| name | implement-feature |
| description | Implement feature code to make BDD scenarios pass. Write production code that satisfies Given/When/Then scenarios. Use after implement-step-definitions when step definitions exist but scenarios are failing. |
| allowed-tools | Read, Write, Edit, Bash, Grep, Glob |
implement-feature
Skill Type: Actuator (BDD Workflow) Purpose: Implement feature code to make scenarios pass Prerequisites:
- Feature file exists with Gherkin scenarios
- Step definitions exist
- Scenarios are FAILING (implementation missing)
Agent Instructions
You are in the IMPLEMENT phase of BDD (SCENARIO → STEP DEFINITIONS → IMPLEMENT → REFACTOR).
Your goal is to implement production code that makes the scenarios pass.
Workflow
Step 1: Review Scenarios and Step Definitions
Understand what needs to be implemented:
- What functionality is being tested?
- What are the expected inputs and outputs?
- What business rules must be enforced?
Example:
# features/authentication.feature shows we need:
Scenario: Successful login
When I click the "Login" button
Then I should see "Welcome back"
# Step definition shows:
@when('I click the "Login" button')
def step_impl(context, button):
email = _ui_state['email_input']
password = _ui_state['password_input']
_login_result = login(email, password) # Calls login() - doesn't exist yet
# We need to implement: login(email, password) -> LoginResult
Step 2: Determine Implementation File Location
Follow project conventions:
Python:
features/authentication.feature → src/auth/authentication.py
features/payments/checkout.feature → src/payments/checkout.py
JavaScript/TypeScript:
features/authentication.feature → src/auth/authentication.ts
features/payments/checkout.feature → src/payments/checkout.ts
Java:
features/authentication.feature → src/main/java/auth/Authentication.java
Step 3: Implement Feature Code
Write production code that makes scenarios pass:
# src/auth/authentication.py
# Implements: <REQ-ID>
# Business Rules: BR-001, BR-002, BR-003
import re
from dataclasses import dataclass
from typing import Optional
from datetime import datetime, timedelta
@dataclass
class LoginResult:
"""Result of login attempt"""
success: bool
user: Optional['User'] = None
error: Optional[str] = None
class User:
"""User model"""
def __init__(self, email: str):
self.email = email
self.password_hash: Optional[str] = None
self.failed_attempts = 0
self.locked_until: Optional[datetime] = None
def set_password(self, password: str) -> None:
"""Set user password (hashed)"""
self.password_hash = self._hash_password(password)

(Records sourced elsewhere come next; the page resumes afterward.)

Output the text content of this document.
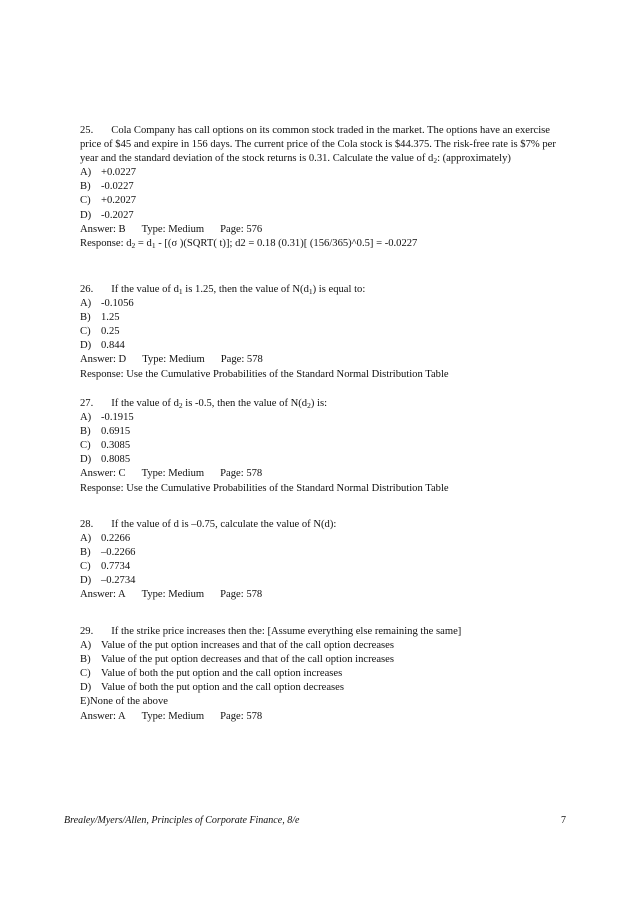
25. Cola Company has call options on its common stock traded in the market. The options have an exercise price of $45 and expire in 156 days. The current price of the Cola stock is $44.375. The risk-free rate is $7% per year and the standard deviation of the stock returns is 0.31. Calculate the value of $d_2$: (approximately)

A) +0.0227
B) -0.0227
C) +0.2027
D) -0.2027
Answer: B Type: Medium Page: 576
Response: $d_2 = d_1 - [(\sigma$ )(SQRT( t)]; d2 = 0.18 (0.31)[ (156/365)^0.5] = -0.0227

26. If the value of $d_1$ is 1.25, then the value of $N(d_1)$ is equal to:

A) -0.1056
B) 1.25
C) 0.25
D) 0.844
Answer: D Type: Medium Page: 578
Response: Use the Cumulative Probabilities of the Standard Normal Distribution Table

27. If the value of $d_2$ is -0.5, then the value of $N(d_2)$ is:

A) -0.1915
B) 0.6915
C) 0.3085
D) 0.8085
Answer: C Type: Medium Page: 578
Response: Use the Cumulative Probabilities of the Standard Normal Distribution Table

28. If the value of d is –0.75, calculate the value of N(d):

A) 0.2266
B) –0.2266
C) 0.7734
D) –0.2734
Answer: A Type: Medium Page: 578

29. If the strike price increases then the: [Assume everything else remaining the same]

A) Value of the put option increases and that of the call option decreases
B) Value of the put option decreases and that of the call option increases
C) Value of both the put option and the call option increases
D) Value of both the put option and the call option decreases
E)None of the above
Answer: A Type: Medium Page: 578
Brealey/Myers/Allen, Principles of Corporate Finance, 8/e	7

def check_password(self, password: str) -> bool:
"""Check if password matches"""
return self.password_hash == self._hash_password(password)
@staticmethod
def _hash_password(password: str) -> str:
"""Hash password (simplified for demo)"""
# In production: use bcrypt
return str(hash(password))
# Implements: <REQ-ID>
def login(email: str, password: str) -> LoginResult:
"""
Authenticate user with email and password.
Implements: <REQ-ID> (User login)
Business Rules:
- BR-001: Email must be valid format
- BR-002: Password minimum 12 characters
- BR-003: Account locks after 3 failed attempts (15min)
Args:
email: User email address
password: User password
Returns:
LoginResult with success status, user object, or error message
"""
# Implements: BR-001 (email validation)
if not _validate_email(email):
return LoginResult(success=False, error="Invalid email format")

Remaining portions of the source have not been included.